DHC Ladies Bowling Tour
- Formation: 2005
- Dissolved: 2009
- Purpose: Professional ten-pin bowling tour in Japan, sanctioned by the JPBA
- Headquarters: Tokyo, Japan
- Region served: Japan
- Members: Mainly Japanese nationals.
- Official language: Japanese
- Website: http://top.dhc.co.jp/contents/support/bowling/

= DHC Ladies Bowling Tour =

DHC Ladies Bowling Tour (DHCレディースオープンボウリングツアー) (DHC LBT) was a Japan-based bowling tour for women bowlers. The Tour hosted a series of four to five tournaments each year throughout Japan. The tournaments were open to both professionals and amateurs. The Tour's corporate sponsor was DHC Corporation, a maker of cosmetics and health food supplements. The CEO of DHC is Yoshiaki Yoshida - one of the biggest supporters of the sport of bowling in Japan. DHC LBT started up in 2005, and was sanctioned by the Japan Professional Bowling Association (JPBA).

In addition to the Tour's tournaments, DHC also hosted the DHC Cup Girls Bowling International, at the time the third-biggest tournament for women in the world, just behind the Women's U.S. Open and the USBC Queens. The DHC members also competed in other non-DHC events, such as P-League.

According to DHC's web site, the Tour was canceled, citing various circumstances. In May 2010, DHC officially separates itself from the JPBA, by announcing it will be the major sponsor of the LBO Ladies Bowling Tour, and will be operated by the Ladies Bowling Organization of Japan. The JPBA and LBO are currently competing professional leagues.
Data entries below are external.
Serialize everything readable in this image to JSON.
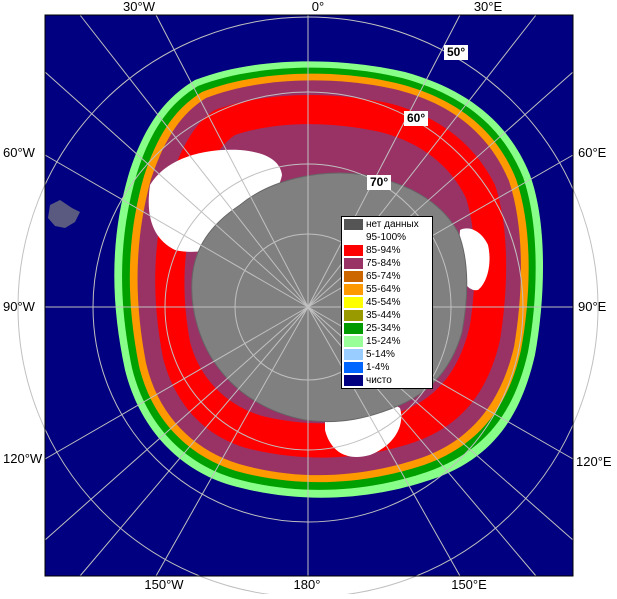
{
  "map": {
    "type": "polar stereographic sea ice concentration map (Southern Hemisphere)",
    "colors": {
      "ocean_open": "#000080",
      "land": "#808080",
      "land_ice_shelf": "#999999",
      "grid": "#c0c0c0",
      "frame": "#000000",
      "ice_edge_green": "#00a000",
      "ice_edge_lightgreen": "#88ff88",
      "ice_orange": "#ff9900",
      "ice_dark_orange": "#cc6600",
      "ice_mauve": "#993366",
      "ice_red": "#ff0000",
      "ice_white": "#ffffff"
    },
    "longitude_labels": {
      "top": [
        "30°W",
        "0°",
        "30°E"
      ],
      "bottom": [
        "150°W",
        "180°",
        "150°E"
      ],
      "left": [
        "60°W",
        "90°W",
        "120°W"
      ],
      "right": [
        "60°E",
        "90°E",
        "120°E"
      ]
    },
    "latitude_labels": [
      "50°",
      "60°",
      "70°"
    ]
  },
  "legend": {
    "items": [
      {
        "label": "нет данных",
        "color": "#555555"
      },
      {
        "label": "95-100%",
        "color": "#ffffff"
      },
      {
        "label": "85-94%",
        "color": "#ff0000"
      },
      {
        "label": "75-84%",
        "color": "#993366"
      },
      {
        "label": "65-74%",
        "color": "#cc6600"
      },
      {
        "label": "55-64%",
        "color": "#ff9900"
      },
      {
        "label": "45-54%",
        "color": "#ffff00"
      },
      {
        "label": "35-44%",
        "color": "#999900"
      },
      {
        "label": "25-34%",
        "color": "#009900"
      },
      {
        "label": "15-24%",
        "color": "#99ff99"
      },
      {
        "label": "5-14%",
        "color": "#99ccff"
      },
      {
        "label": "1-4%",
        "color": "#0066ff"
      },
      {
        "label": "чисто",
        "color": "#000080"
      }
    ]
  }
}
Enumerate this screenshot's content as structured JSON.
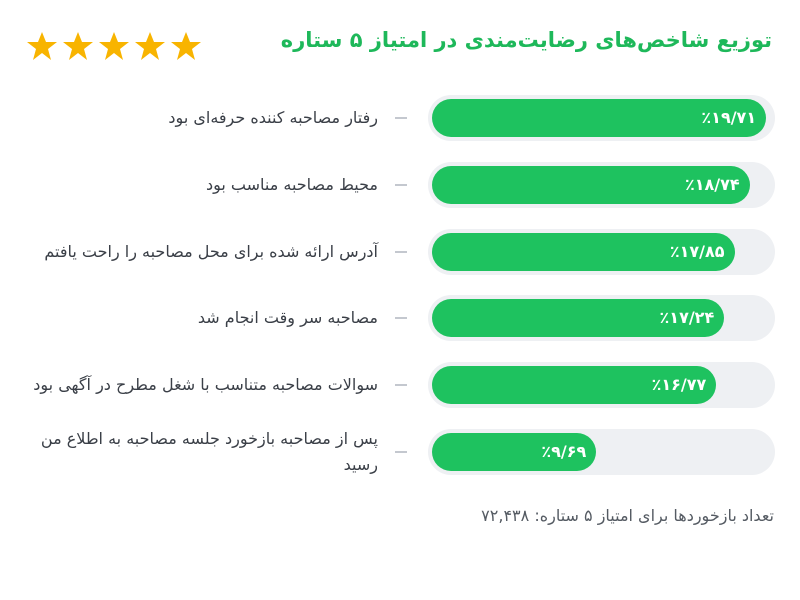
{
  "chart_data": {
    "type": "hbar",
    "title": "توزیع شاخص‌های رضایت‌مندی در امتیاز ۵ ستاره",
    "categories": [
      "رفتار مصاحبه کننده حرفه‌ای بود",
      "محیط مصاحبه مناسب بود",
      "آدرس ارائه شده برای محل مصاحبه را راحت یافتم",
      "مصاحبه سر وقت انجام شد",
      "سوالات مصاحبه متناسب با شغل مطرح در آگهی بود",
      "پس از مصاحبه بازخورد جلسه مصاحبه به اطلاع من رسید"
    ],
    "values": [
      19.71,
      18.74,
      17.85,
      17.24,
      16.77,
      9.69
    ],
    "value_labels": [
      "٪۱۹/۷۱",
      "٪۱۸/۷۴",
      "٪۱۷/۸۵",
      "٪۱۷/۲۴",
      "٪۱۶/۷۷",
      "٪۹/۶۹"
    ],
    "color": "#1ec25f",
    "xlim": [
      0,
      20
    ],
    "annotation": "تعداد بازخوردها برای امتیاز ۵ ستاره: ۷۲,۴۳۸"
  }
}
As of June 2010, twelve bowlers resigned from the JPBA and moved over to the LBO - including Hiroko Shimizu and Mai Takasaka.

==2005/2006 season==
- Tournament 1: May 20 to May 22, 2005, Sagamihara Park Lanes (winner: Mika Sakai)
- Tournament 2: June 9 to June 11, 2005, Bowl Mate Kyobashi (winner: Shinobu Saito)
- Tournament 3: August 25 to August 27, 2005, Bowl Aoki (winner: Kazue Inahashi)
- Tournament 4: October 7 to October 9, 2005, Kakitagawa Park Lanes (winner: Keiko Aiko)
- Tournament 5: January 20 to January 22, 2006, Hakata Star Lane (winner: Nachimi Itakura)
- Tournament 6: February 24 to February 26, 2006, Hoshigaoka Bowl (winner: Hiroko Shimizu)
- Final: April 12 to April 16, 2006, Tokyo Dome Bowling Center (winner: Akiko Tanigawa)

==2006/2007 season==
- Tournament 1： September 15 to September 17, 2006, Kakitagawa Park Lanes (winner: Hiroko Shimizu)
- Tournament 2： October 27 to October 29, 2006, Sagamihara Park Lanes (winner: Mitsuko Tokimoto)
- Tournament 3： January 19 to January 21, 2007, Tokyo Port Bowl (winner: Mayumi Yoshida)
- Tournament 4： February 23 to February 25, 2007, Mizushima International Bowling Hall (winner: Hiroko Shimizu)
- Final： March 30 to April 4, 2007,SAP Soka Bowl (winner: Ayami Kondo)

==2007/2008 season==
- Tournament 1: October 5 to October 7, 2007, Sagamihara Park Lanes (winner: Aino Kinjō)
- Tournament 2: January 18 to January 20, 2008, Kakitagawa Park Lanes (winner: Yuko Nakatani)
- Tournament 3: February 22 to February 24, 2008, Hakata Star Lanes (winner: Suzuna Miyagi)
- Tournament 4: April 24 to April 27, 2008, Shinagawa Prince Hotel (winner: Urara Himeji)

==2009 season==
- Tournament 1: February 20 to February 22, Sagamihara Park Lanes (winner: Masae Nakajima)
- Tournament 2: May 8 to May 10, Tokyo Port Bowl (winner: Mai Takasaka)
- Tournaments 3 and 4 were canceled.